What is the meaning of bucket height in the Kademlia paper?


It said:

We start with some definitions. For a k-bucket covering the distance range 2i,2i+1 , define the index of the bucket to be i. Define the depth, h, of a node to be 160 − i, where i is the smallest index of a non-empty bucket. Define node y’s bucket height in node x to be the index of the bucket into which x would insert y minus the index of x’s least significant empty bucket. Because node IDs are randomly chosen, it follows that highly non-uniform distributions are unlikely. Thus with overwhelming probability the height of a any given node will be within a constant of log n for a system with n nodes. Moreover, the bucket height of the closest node to an ID in the kth-closest node will likely be within a constant of log k.

I can understand the definition of bucket height, but I don't know why we need that definition, and I don't understand the last sentence of the paragraph.

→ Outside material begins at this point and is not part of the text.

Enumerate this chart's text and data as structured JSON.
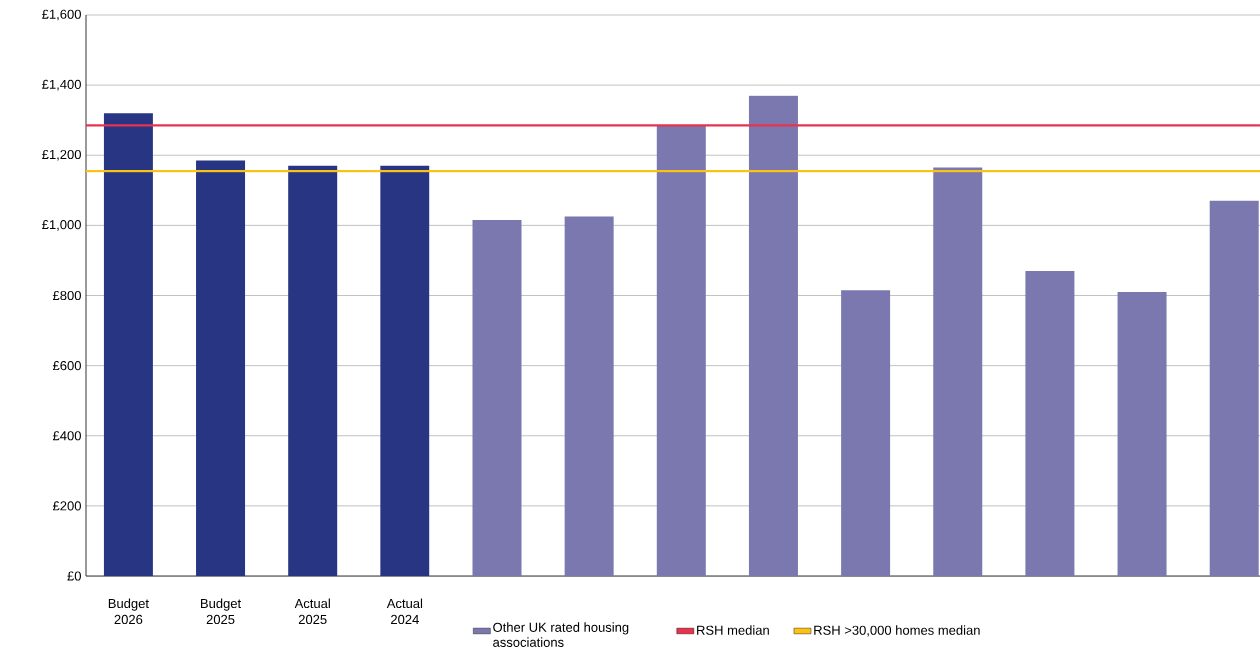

Updates: I also think that the paper has a typo: the bucket height should be the index of the bucket containing y minus the index of x’s least significant "NON-"empty bucket. Am I wrong?


Solution

  • but I don't know why we need that definition

    The argument for O(log n) efficiency of kademlia in terms of routing table size and lookup steps is based on mapping the entire keyspace of n nodes into k-buckets where further-away buckets cover exponentially larger fractions of the keyspace. Effectively compressing the whole network into a biased list of samples.

    Then arguments further down are then based on this bucket-based projection.

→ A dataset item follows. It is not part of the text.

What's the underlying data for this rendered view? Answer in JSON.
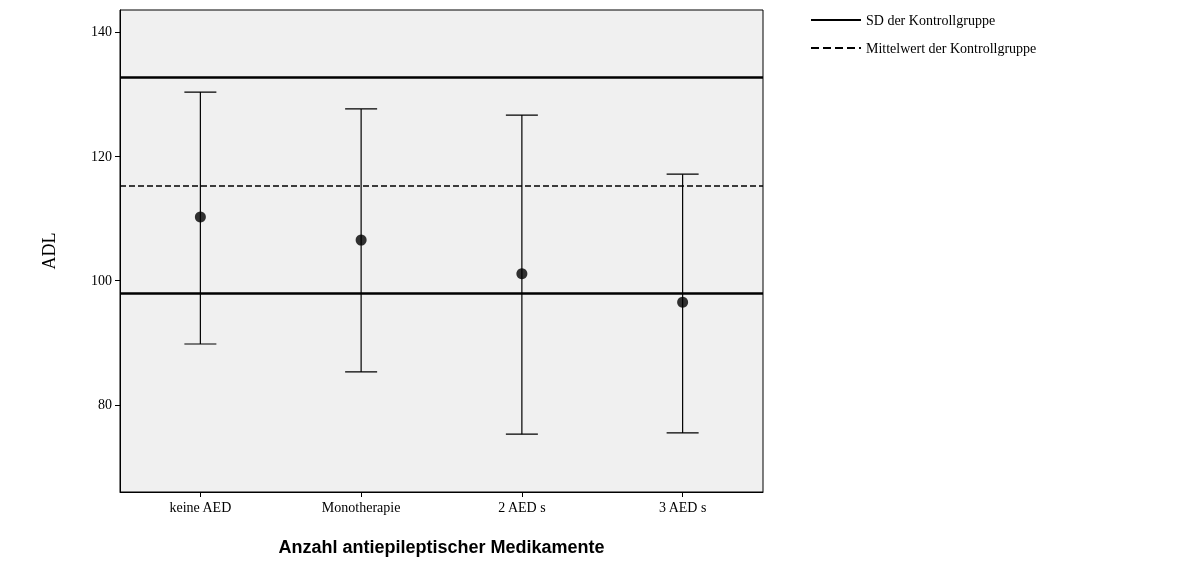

    Moreover, the bucket height of the closest node to an ID in the kth-closest node will likely be within a constant of log k.

    I think this is a convoluted way of saying that your k nearest neighbors will all end up in or near the same bucket, i.e. the deepest one (smallest index non-empty bucket).

    Note that this is expressed in terms of the flat layout, in the tree layout the smallest bucket would be akin to but not necessarily identical with the the own-ID-covering bucket.